Każdego dnia tata ciężko pracuje. Rehabilitacja, ćwiczenia oddechowe, zajęcia z logopedą – to wszystko dzieje się codziennie, bez względu na porę tygodnia. Wszystko po to, by odzyskać jak najwięcej sprawności i samodzielności. To dla nas codzienna walka, ale też nadzieja, którą niesie każdy, najmniejszy nawet postęp.
Dzięki Wam udało się zapewnić tacie odpowiednie warunki i specjalistyczną opiekę, ale przed nami kolejne etapy – pragniemy dla niego jak najlepszej rehabilitacji, mogą ją nam zapewnić turnusy w ośrodku Votum, które są niezbędne, by kontynuować leczenie na najwyższym poziomie. Niestety, ich koszt znacznie przekracza nasze możliwości.
Dlatego ponownie prosimy o wsparcie – finansowe i w formie udostępnień. Każda wpłata, każda złotówka, każde dobre słowo ma ogromne znaczenie. Pomagacie nam walczyć o zdrowie taty, o jego sprawność i powrót do życia, które kiedyś prowadził. Bardzo tęsknimy za tym jak było kiedyś, pomóżcie nam wrócić do tego.

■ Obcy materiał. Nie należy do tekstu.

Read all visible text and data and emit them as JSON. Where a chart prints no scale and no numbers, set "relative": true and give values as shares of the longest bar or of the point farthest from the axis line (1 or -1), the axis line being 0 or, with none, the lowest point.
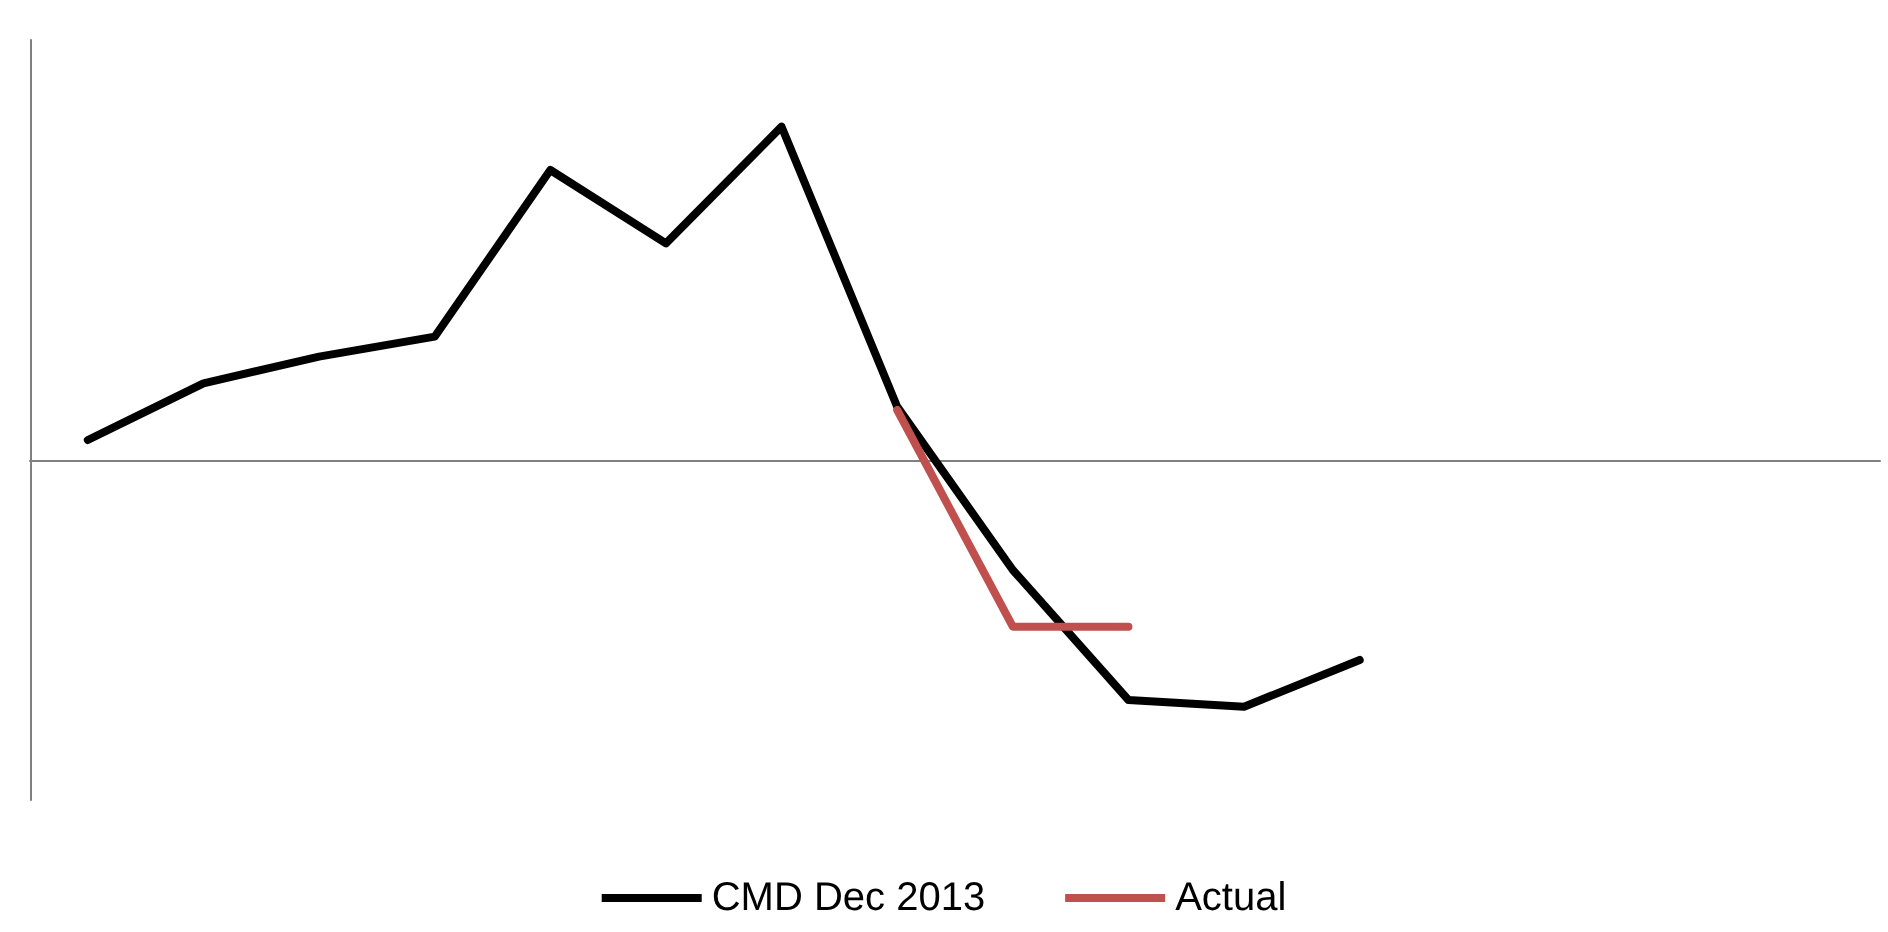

Z całego serca dziękujemy za każdą formę pomocy. Wierzymy, że jeszcze nadejdzie dzień, w którym tata sam powie Wam „dziękuję”. I będzie to najpiękniejsze podziękowanie, jakie można sobie wyobrazić.
Magdalena
Dacie radę!
Barbara
ZDROWIA DLA ROBERTA, SIŁY DLA WAS KOBIETY
Katarzyna
Jesteście bardzo dzielną Rodziną!
Bessy
Życzę Ci dużo zdrowia, spokoju i wytrwałości w tym trudnym czasie.